Felizmente de tempos para cá tem surgido um movimento interessante de reformulação da hermenêutica poética e artística, agora calcada na análise do caráter artificial das obras e em uma arqueologia de sua constituição retórica, cuja tônica é remontar aos critérios epocais a partir dos quais elas foram concebidas e desvelar a articulação mútua existente entre artes distintas e naturezas diversas de artifícios, sobretudo entre a poesia e a pintura.

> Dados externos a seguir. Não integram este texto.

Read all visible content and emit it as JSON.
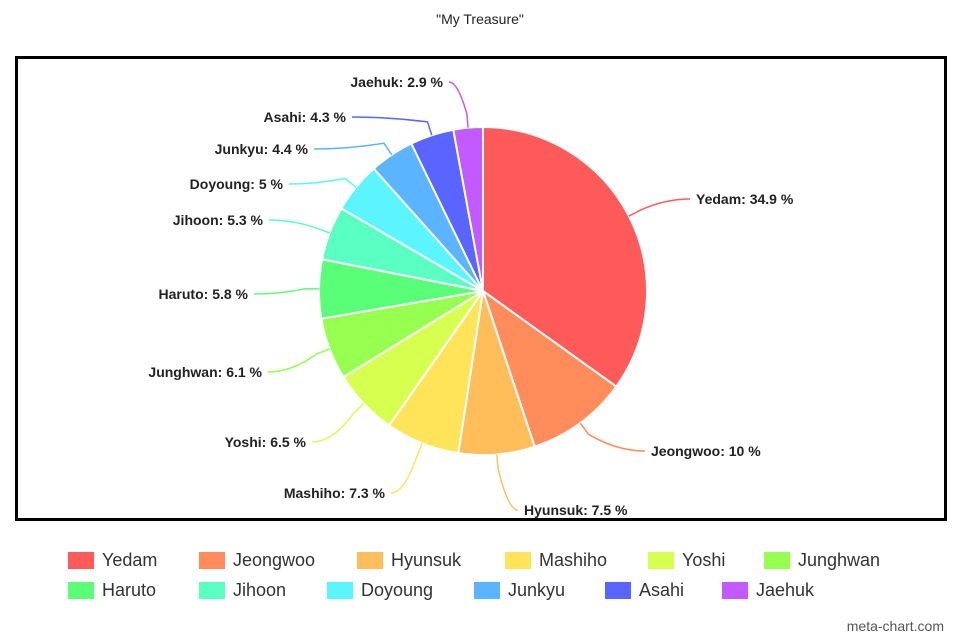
{
  "title": "\"My Treasure\"",
  "watermark": "meta-chart.com",
  "chart_data": {
    "type": "pie",
    "title": "\"My Treasure\"",
    "legend_position": "bottom",
    "slices": [
      {
        "label": "Yedam",
        "value": 34.9,
        "display": "Yedam: 34.9 %",
        "color": "#ff5a5a"
      },
      {
        "label": "Jeongwoo",
        "value": 10,
        "display": "Jeongwoo: 10 %",
        "color": "#ff8c5a"
      },
      {
        "label": "Hyunsuk",
        "value": 7.5,
        "display": "Hyunsuk: 7.5 %",
        "color": "#ffbe5a"
      },
      {
        "label": "Mashiho",
        "value": 7.3,
        "display": "Mashiho: 7.3 %",
        "color": "#ffe45a"
      },
      {
        "label": "Yoshi",
        "value": 6.5,
        "display": "Yoshi: 6.5 %",
        "color": "#d7ff50"
      },
      {
        "label": "Junghwan",
        "value": 6.1,
        "display": "Junghwan: 6.1 %",
        "color": "#96ff50"
      },
      {
        "label": "Haruto",
        "value": 5.8,
        "display": "Haruto: 5.8 %",
        "color": "#5aff78"
      },
      {
        "label": "Jihoon",
        "value": 5.3,
        "display": "Jihoon: 5.3 %",
        "color": "#5affc3"
      },
      {
        "label": "Doyoung",
        "value": 5,
        "display": "Doyoung: 5 %",
        "color": "#5af5ff"
      },
      {
        "label": "Junkyu",
        "value": 4.4,
        "display": "Junkyu: 4.4 %",
        "color": "#5ab4ff"
      },
      {
        "label": "Asahi",
        "value": 4.3,
        "display": "Asahi: 4.3 %",
        "color": "#5a64ff"
      },
      {
        "label": "Jaehuk",
        "value": 2.9,
        "display": "Jaehuk: 2.9 %",
        "color": "#c35aff"
      }
    ]
  }
}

Um dos pioneiros nesses estudos foi o norte-americano Rensselaer W. Lee, com seu trabalho intitulado Ut Pictura Poesis: The Humanistic Theory of Painting, de 1967 (www. noteaccess.com/Texts/Lee/index.htm) , mas logo essa corrente ganhou desdobramentos em diversos países e vem se sedimentando, sobretudo no Brasil, associada à interpretação da obra de outros teóricos e historiadores, como Roger Chartier, Michel Foucault, Chaim Perelman, Norbert Elias e Frances Yates, entre muitos outros. Nessa visada, abre-se um campo de estudos fértil em direção a novas abordagens da retórica e da poética antigas, a partir da análise do discurso e dos tratados sobre argumentação. Cria-se o nexo entre a tradição de representação oficial e práticas tidas como heterodoxas ou oficiosas, como é o caso da magia, da alquimia, da tradição hermética e das escolas místicas, e começam a ser percebidas coisas evidentes que a historiografia sempre reputou como de segunda ordem. Exemplo: a importância dos códigos sociais e da etiqueta para a formação do sujeito, da sociedade e dos valores artísticos nas sociedades de corte dos séculos XVI ao XVIII, conjunto este que forma todo o ideal de civilidade, conceito-chave que está no âmago de todos os discursos ideológicos produzidos em âmbito político pelos Estados nacionais então emergentes e consecutivamente rebatido na literatura.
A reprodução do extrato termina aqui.